Embrace the Darkness 

Every emotion, even the terrible feeling ones, serve a purpose. While it’s natural to not want to confront difficult feelings head-on, sometimes, when it comes to a dark time in life, the annoying old adage is true—“the only way out is through.” When we try to ignore or dismiss our negative emotions, it can actually make our situation worse. If we want to live a full life, we have to be willing to plunge into the darkness that lives within every single one of us. 

It is good to be aware of the difference between feeling your feelings and rumination. Rumination is when something upsetting becomes an obsession, and you can’t think about anything else. In such states, you may want to seek out guidance from a trusted friend or mental health professional. For better or worse, negative feelings are not the problem—it is our reactions to them, and the coping mechanisms we use, that determine the outcome.

Sometimes a bad feeling is your subconscious’s way of sending you a warning signal, helping you to recognise threats or prepare against potential dangers. Simply saying “no bad vibes” and dismissing anything that feels uncomfortable is not the way to gain true contentedness in life. Hiding from your negative feelings is likely to just bring more pain further down the road.

Negative emotions can be helpful to navigate through difficult situations—if we can pinpoint what those feelings are, we can use them to figure out the best course of action. In this way, negative emotions may help motivate us into affirmative action. Ironically, this is a crucial step on the path that will ultimately lead to an overall greater sense of well-being, life satisfaction, and healthier, more open and honest relationships. 


Sometimes we may find ourselves experiencing a flood of a particularly bad feeling. Maybe a slight inconvenience is causing outsized rage or seeing a cute puppy after your beloved pup passed away brings you to tears and despair. The question is then: what is happening within your own mind and heart to colour everything in this way?

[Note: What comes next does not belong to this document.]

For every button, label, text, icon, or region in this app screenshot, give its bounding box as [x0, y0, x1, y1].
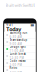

Trying to force yourself to be happy all the time can be as detrimental to your well-being as feeling sad or angry all the time. One crucial thing that practising meditation can teach you is detachment. This means acknowledging the negative emotions and allowing them to tell us what they need to before releasing them.

In owning our negativity, mindfulness is key. There are ways to deal with negativity that can help numb and desensitise you from how horrible you are feeling, and there are ways to deal with negativity that can help you mature and grow as a human being. The bad times are inevitable, but how you deal with it is your decision. Start the new year on the right note, happy 2020 to you!